Kurz vor der hessischen Landtagswahl

"Häutungen" gefährden Linkspartei

Die Linkspartei in Hessen gibt ein schwaches Bild ab: Prominente Austritte und Streit um die Linie prägen ihr Image. Jetzt muss sie um den Einzug ins Parlament bangen.

Vermasselt die hessische Linkspartei den Auftakt ins Superwahljahr? Bild: ap

Hans-Walter Ortmann ist nicht das, was man sich unter einem eifernden Sektierer vorstellt. Er war Mitglied der Grünen, im Juni 2007 trat er in die Linkspartei ein, weil sie "eine frische Kraft" war - trotz der Altkader und Kommunisten, für die der Ex-Grüne nicht viel übrig hat. Ortmann wurde Kreisvorsitzender in Darmstadt. Doch im November 2008 trat er wieder aus der Linkspartei aus.

Wer ihn fragt, warum, bekommt ziemlich viele Antworten. Die Fraktion sei zu mächtig, der Parteiaufbau nicht vorangekommen, die Wahlkämpfe hätten alle Energie absorbiert. Zudem, so Ortmann, sei die hessische Linke zu wenig basisdemokratisch und aus Berlin gesteuert. Diesen Vorwurf hört man von vielen Ex-Genossen. Doch die Belege für die Fernsteuerung aus dem Karl-Liebknecht-Haus sind dürftig. Gysi und Lafontaine hätten auf Parteitagen die hessische Linke auf den Tolerierungskurs eingeschworen, heißt es. Als wäre nicht genau dies der Job von SpitzenpolitikerInnen.

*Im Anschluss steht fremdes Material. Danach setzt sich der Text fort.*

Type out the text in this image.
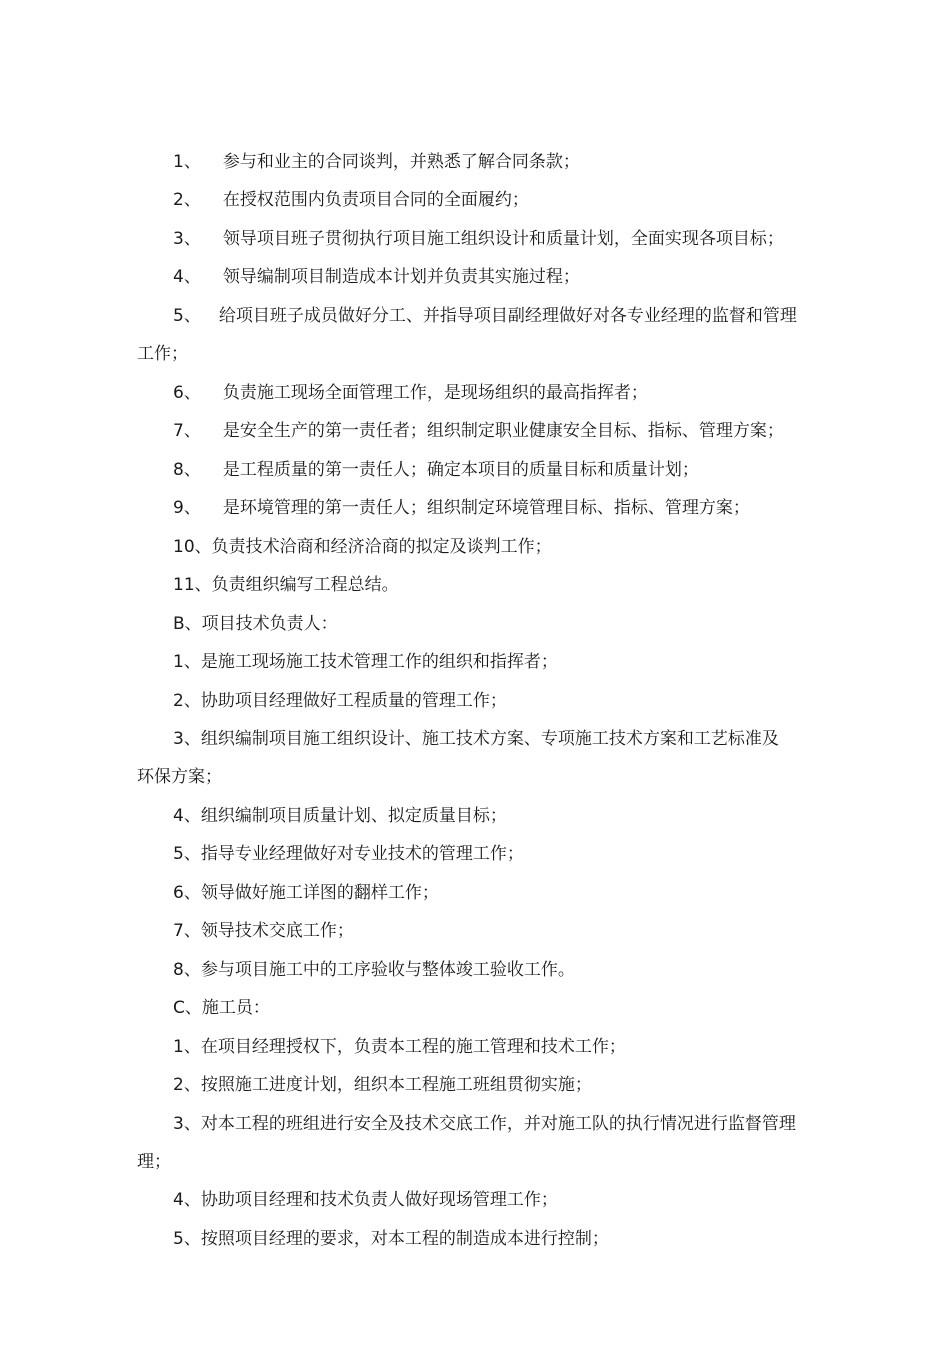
1、 参与和业主的合同谈判，并熟悉了解合同条款；
2、 在授权范围内负责项目合同的全面履约；
3、 领导项目班子贯彻执行项目施工组织设计和质量计划，全面实现各项目标；
4、 领导编制项目制造成本计划并负责其实施过程；
5、 给项目班子成员做好分工、并指导项目副经理做好对各专业经理的监督和管理
工作；
6、 负责施工现场全面管理工作，是现场组织的最高指挥者；
7、 是安全生产的第一责任者；组织制定职业健康安全目标、指标、管理方案；
8、 是工程质量的第一责任人；确定本项目的质量目标和质量计划；
9、 是环境管理的第一责任人；组织制定环境管理目标、指标、管理方案；
10、负责技术洽商和经济洽商的拟定及谈判工作；
11、负责组织编写工程总结。
B、项目技术负责人：
1、是施工现场施工技术管理工作的组织和指挥者；
2、协助项目经理做好工程质量的管理工作；
3、组织编制项目施工组织设计、施工技术方案、专项施工技术方案和工艺标准及
环保方案；
4、组织编制项目质量计划、拟定质量目标；
5、指导专业经理做好对专业技术的管理工作；
6、领导做好施工详图的翻样工作；
7、领导技术交底工作；
8、参与项目施工中的工序验收与整体竣工验收工作。
C、施工员：
1、在项目经理授权下，负责本工程的施工管理和技术工作；
2、按照施工进度计划，组织本工程施工班组贯彻实施；
3、对本工程的班组进行安全及技术交底工作，并对施工队的执行情况进行监督管理
理；
4、协助项目经理和技术负责人做好现场管理工作；
5、按照项目经理的要求，对本工程的制造成本进行控制；
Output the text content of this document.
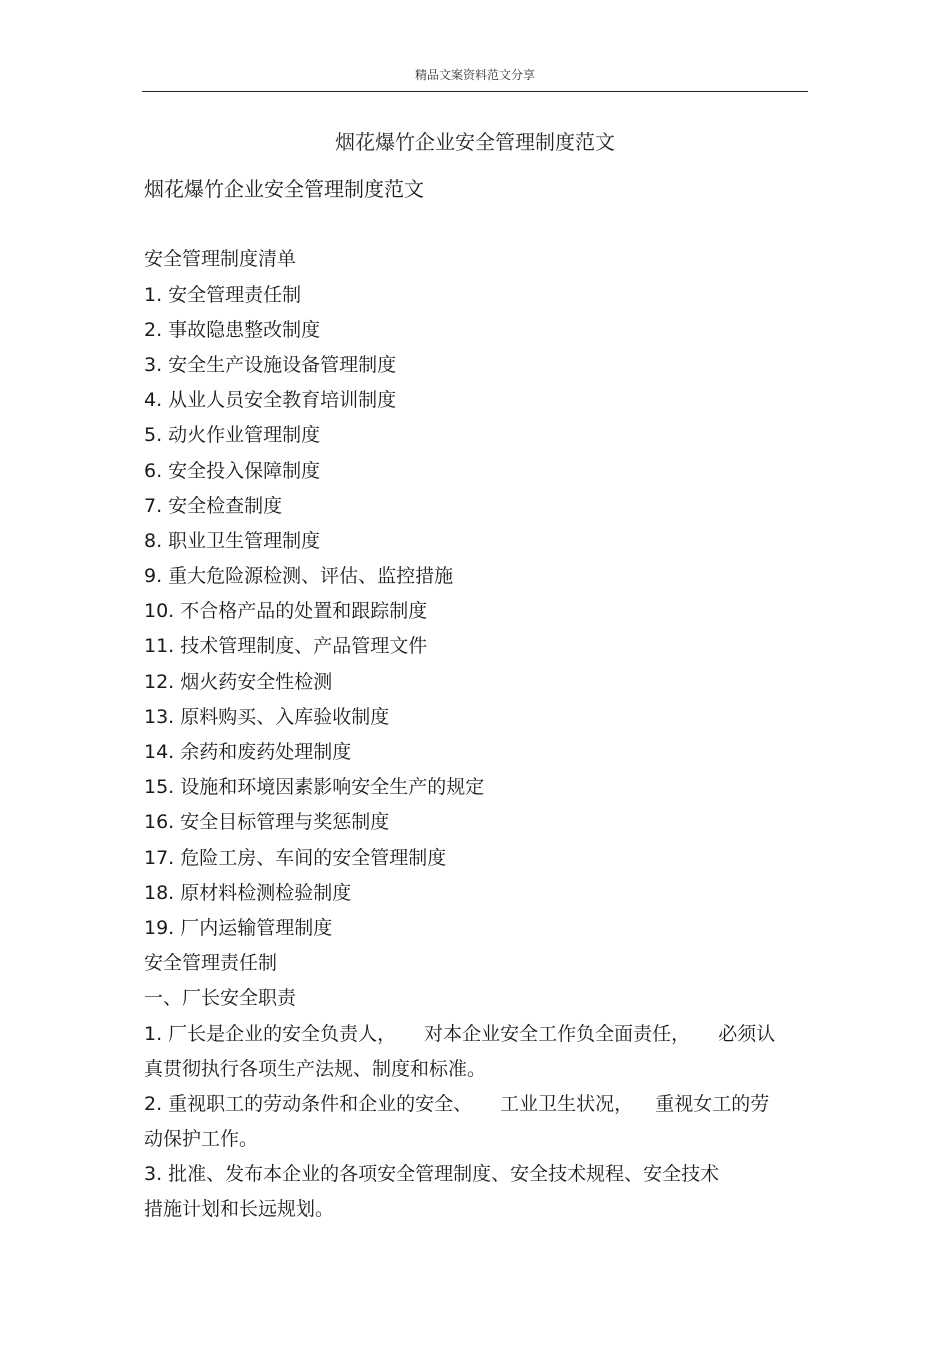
精品文案资料范文分享
烟花爆竹企业安全管理制度范文
烟花爆竹企业安全管理制度范文
安全管理制度清单
1. 安全管理责任制
2. 事故隐患整改制度
3. 安全生产设施设备管理制度
4. 从业人员安全教育培训制度
5. 动火作业管理制度
6. 安全投入保障制度
7. 安全检查制度
8. 职业卫生管理制度
9. 重大危险源检测、评估、监控措施
10. 不合格产品的处置和跟踪制度
11. 技术管理制度、产品管理文件
12. 烟火药安全性检测
13. 原料购买、入库验收制度
14. 余药和废药处理制度
15. 设施和环境因素影响安全生产的规定
16. 安全目标管理与奖惩制度
17. 危险工房、车间的安全管理制度
18. 原材料检测检验制度
19. 厂内运输管理制度
安全管理责任制
一、厂长安全职责
1. 厂长是企业的安全负责人， 对本企业安全工作负全面责任， 必须认
真贯彻执行各项生产法规、制度和标准。
2. 重视职工的劳动条件和企业的安全、 工业卫生状况， 重视女工的劳
动保护工作。
3. 批准、发布本企业的各项安全管理制度、安全技术规程、安全技术
措施计划和长远规划。
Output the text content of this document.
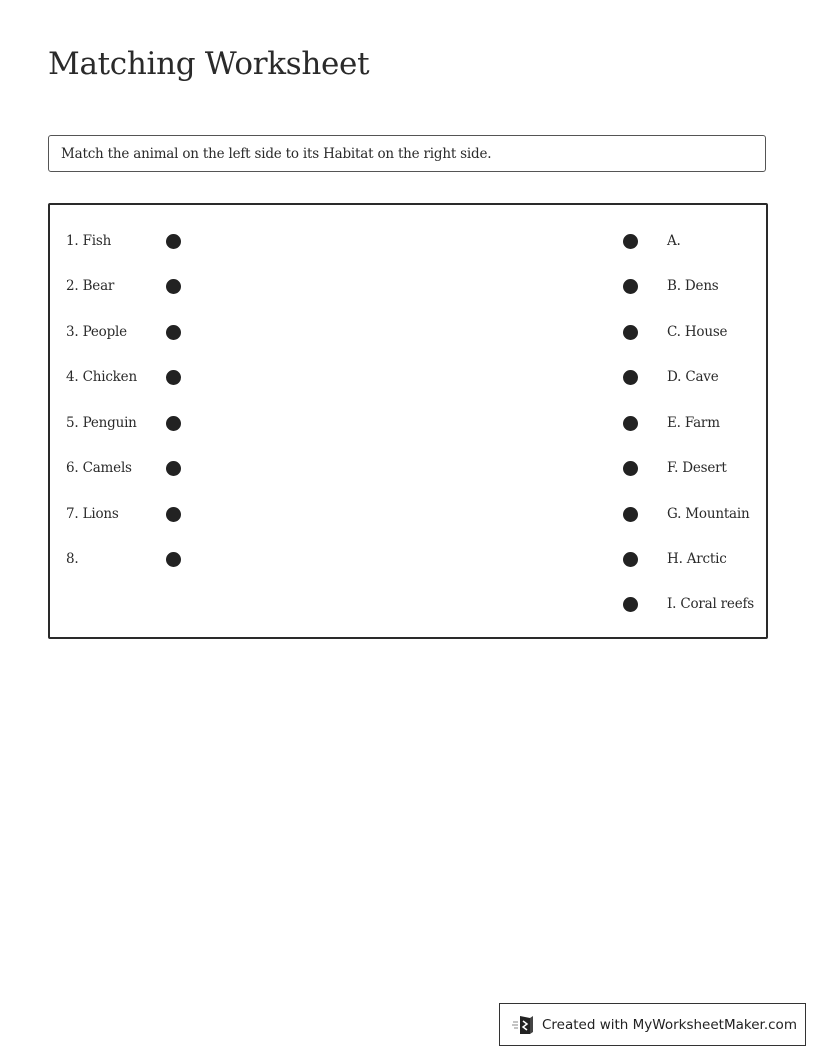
Matching Worksheet
Match the animal on the left side to its Habitat on the right side.
1. Fish	A.
2. Bear	B. Dens
3. People	C. House
4. Chicken	D. Cave
5. Penguin	E. Farm
6. Camels	F. Desert
7. Lions	G. Mountain
8.	H. Arctic
I. Coral reefs
Created with MyWorksheetMaker.com
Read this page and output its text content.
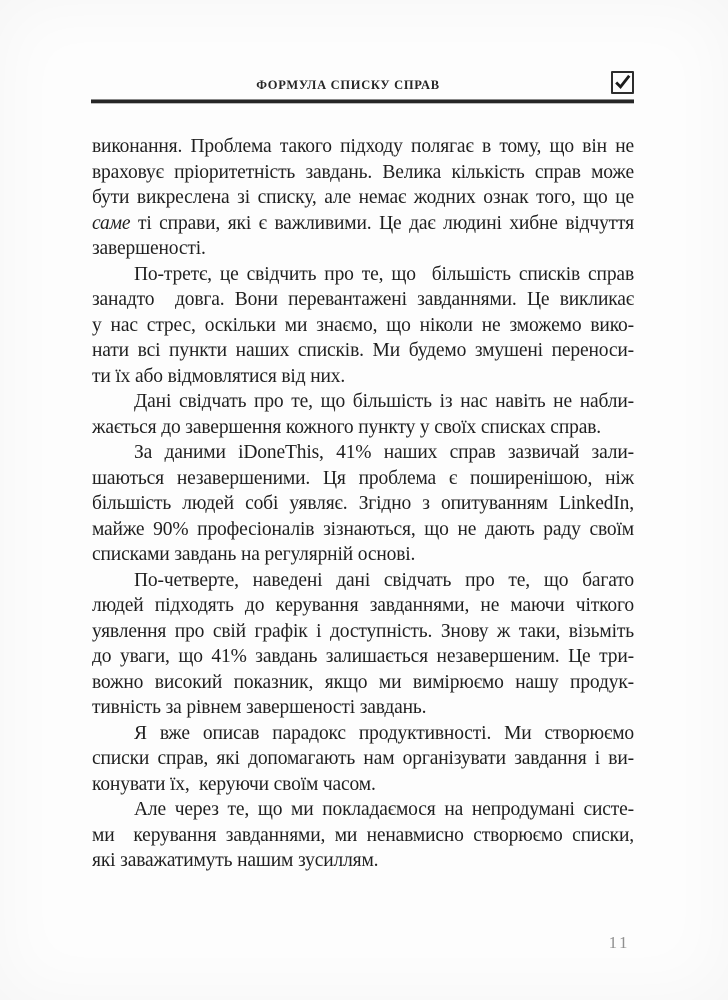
ФОРМУЛА СПИСКУ СПРАВ
виконання. Проблема такого підходу полягає в тому, що він не
враховує пріоритетність завдань. Велика кількість справ може
бути викреслена зі списку, але немає жодних ознак того, що це
саме ті справи, які є важливими. Це дає людині хибне відчуття
завершеності.
По-третє, це свідчить про те, що  більшість списків справ
занадто  довга. Вони перевантажені завданнями. Це викликає
у нас стрес, оскільки ми знаємо, що ніколи не зможемо вико-
нати всі пункти наших списків. Ми будемо змушені переноси-
ти їх або відмовлятися від них.
Дані свідчать про те, що більшість із нас навіть не набли-
жається до завершення кожного пункту у своїх списках справ.
За даними iDoneThis, 41% наших справ зазвичай зали-
шаються незавершеними. Ця проблема є поширенішою, ніж
більшість людей собі уявляє. Згідно з опитуванням LinkedIn,
майже 90% професіоналів зізнаються, що не дають раду своїм
списками завдань на регулярній основі.
По-четверте, наведені дані свідчать про те, що багато
людей підходять до керування завданнями, не маючи чіткого
уявлення про свій графік і доступність. Знову ж таки, візьміть
до уваги, що 41% завдань залишається незавершеним. Це три-
вожно високий показник, якщо ми вимірюємо нашу продук-
тивність за рівнем завершеності завдань.
Я вже описав парадокс продуктивності. Ми створюємо
списки справ, які допомагають нам організувати завдання і ви-
конувати їх,  керуючи своїм часом.
Але через те, що ми покладаємося на непродумані систе-
ми  керування завданнями, ми ненавмисно створюємо списки,
які заважатимуть нашим зусиллям.
11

Der hessischen Linkspartei kehren derzeit eine Reihe von GenossInnen den Rücken. Im nordhessischen Baunatal hat sich der Ortsverein faktisch aufgelöst. Doch von einer Austrittswelle kann keine Rede sein. In den letzten Wochen haben sich knapp 50 Genossen verabschiedet. Der Chef der hessischen Linkspartei Ulrich Wilken weiß, dass es "90 Prozent mehr Ein- als Austritte gibt". Die Linkspartei hatte Ende Dezember 2.645 Mitglieder, 700 mehr als 2007.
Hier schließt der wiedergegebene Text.